Siegel agreed: “This is an enormous enterprise. ... This is much more complex than a biotech company that produces novel therapies. It is a biotech operation within a university that directly interfaces with a health system and a physician practice.”
Penn took that risk and made those investments and now, its team does the same.
“You need to ask the big questions. That depends on personality and appetite for risk, but I think it’s what makes one’s career and endeavors worthwhile. Ask the big questions knowing that most of them you’re not going to be able to find the answer to but that the one time you do, it will be extremely fulfilling,” Gill said.
Confidence in Moving Forward
As Penn moves forward with the whole of CAR T-cell therapy research, Gill put nicely how the past few years of success has helped everyone.
“It wasn’t a given that this would work. Yet, it works. We are very confident that the platform works,” Gill said. “It gave us and everyone else in the field a huge boost of confidence. And that confidence translates to dollars that come from research grants, investments, and numerous investigations that power the whole enterprise. ... This gives us more and more impetus to do more and to show that this can be generalized well-beyond CD19 and B-cell malignancies.”
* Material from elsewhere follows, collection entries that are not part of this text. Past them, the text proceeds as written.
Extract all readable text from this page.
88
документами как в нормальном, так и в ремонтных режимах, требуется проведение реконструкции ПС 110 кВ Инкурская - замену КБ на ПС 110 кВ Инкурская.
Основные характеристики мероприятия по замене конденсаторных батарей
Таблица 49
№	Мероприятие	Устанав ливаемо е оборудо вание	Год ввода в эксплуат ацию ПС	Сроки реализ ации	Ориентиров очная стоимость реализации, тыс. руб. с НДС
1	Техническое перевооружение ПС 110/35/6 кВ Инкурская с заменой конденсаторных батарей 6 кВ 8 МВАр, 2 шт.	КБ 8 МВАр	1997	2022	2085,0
This impetus and taste of success, of a cure, motivates researchers and clinicians alike.
“There’s certainly more to come. By studying the limitations, by pushing the envelopes, we are learning where we need to make the tweaks or the major changes that will take us to the next level and more difficult to treat diseases,” Gill said. “I love seeing the fact that other centers achieve the same results we do. This means that our results are not a flash in the pan. It means they are reproducible. It means that they are real. ... That’s what matters the most to a scientist, to a physician. This is not a one-hit wonder. While competition is certainly a good thing, we are more similar than we are different. That’s actually a really good thing.” – by Katrina Altersitz
- References:
- Ellebrecht CT, et al. Science. 2016;doi:10.1126/science.aaf6756.
- Kim MY, et al. Cell. 2018;doi:10.1016/j.cell.2018.05.013.
Disclosures: Gill reports receiving research funding from Novartis and holding patents for CAR T-cells for AML including CART33 and CART123; Milone reports holding patents related to CAR T-cell technology including CTL019 and CART-BCMA that are licensed to Novartis and receiving royalties and research funding from Novartis as well as funding from Cabaletta Bio, for which he is a founder; Siegel reports holding patents related to CAR Ts and receiving funding from Tmunity.